Serial edtech entrepreneur David Blake, who co-founded Degreed and launched LearnIn, is living the dream of any book worm. He reads at least one book a week, talks to the authors behind it and unpacks his biggest questions around the subtlest of passages.
And it’s all thanks to his latest startup, BookClub, which first launched in September to bring author-led book clubs to readers. “With Degreed, it’s big, it’s enterprise and it’s structural. It brought a deep sense of fulfillment, it felt rigorous and challenging” he said. “BookClub has felt joyful, a lot of fun, and like a blessing in my life.”
The platform gives authors a chance to hold book groups, share exclusive video-based interviews and engage in questions readers might have. And months after announcing its existence and $6 million seed raise, BookClub is back to announce a $20 million Series A round, led by Signal Peak Ventures. Other investment firms that participated in the round include GSV Ventures, Maveron, Backstage Capital and Pelion Venture Partners.
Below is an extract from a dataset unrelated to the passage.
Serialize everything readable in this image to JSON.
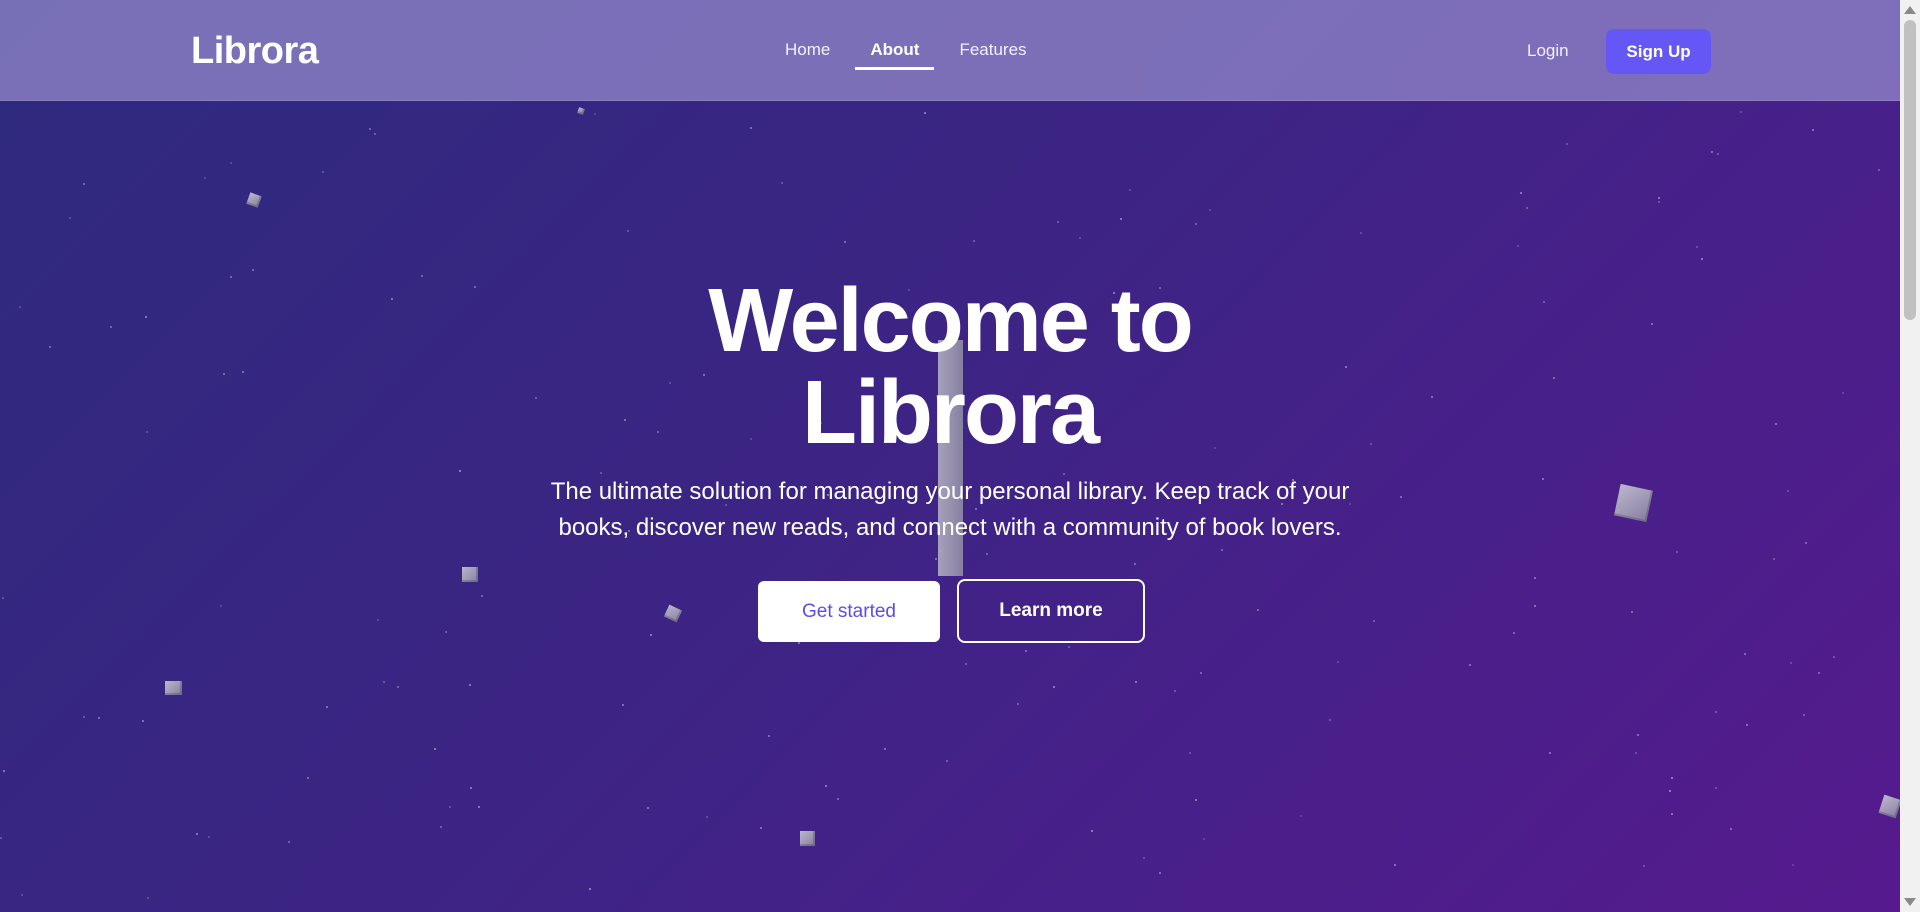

Blake often describes BookClub as “MasterClass meets Goodreads.” It’s fitting that he got the founders of both of those companies on his cap table as well, with Aaron Rasmussen, co-founder of MasterClass and founder of Outlier.org, and Otis Chandler, co-founder and previous CEO of Goodreads, joining the Series A round.
The capital comes as BookClub prepares to open its private beta, which includes thousands of readers, to the public by July. Along with opening up for business, BookClub is investing heavily in adding more authors to its platform. So far, there are 11 books featured on BookClub’s website from writers such as Emily Chang, Lara Prescott, Colin Bryar and Bill Carr.
Blake declined to give specifics for how many books are in production, but said that BookClub’s plan is to hit 200 books for its service by the end of 2021.
The startup is currently experimenting with two services to bring author-led discussions to readers. One service is that users can find a book and then click through videos as they progress through the book. When BookClub was recording with Emily Chang, the author of “Brotopia,” it produced eight to 12 hours of content, which ranges from Q&A to readings to behind-the-scenes musings on writing the book, Blake explained.
“A lot of that sounds simple, but in a lot of ways it is special in its own way,” Blake said. “If you grew up in most places in America, there weren’t New York Times best-sellers coming to your local indie bookstore and just doing readings…in a lot of ways, this is able to democratize a lot of what authors do to engage the big cities [on book tours] but for everyone else,” he said.
The other service is similar to Oprah’s Book Club, a long-existent discussion series where Oprah interviews a different author behind a book each month. BookClub’s version of this is picking an author to discuss their book, as well as a series of books with similar themes, in an interview-style format. For example, Barbara Corcoran is discussing her book, “Shark Tales,” as well as five other books in an entrepreneurship-featured club.
One limitation for BookClub is figuring out how to generate enthusiasm through its platform. Book clubs often start off with the best of intentions, but then fall apart due to lack of accountability or limited interest among members to invest in deeper conversations. The startup will have to find a way, beyond author appeal, to integrate excitement without being overly prescriptive in its prompts. Another limitation might be the authors themselves. Because the startup’s products only work with living authors, it is missing out on a chunk of classical text.
The company might need to figure out a different way to represent authors, the non-living or camera shy, to reach what Blake views as its ultimate goal.
“Right now, statistically, the chance that we’ve covered one of the books on your nightstand is pretty low,” he said. “We want to get there, fast.”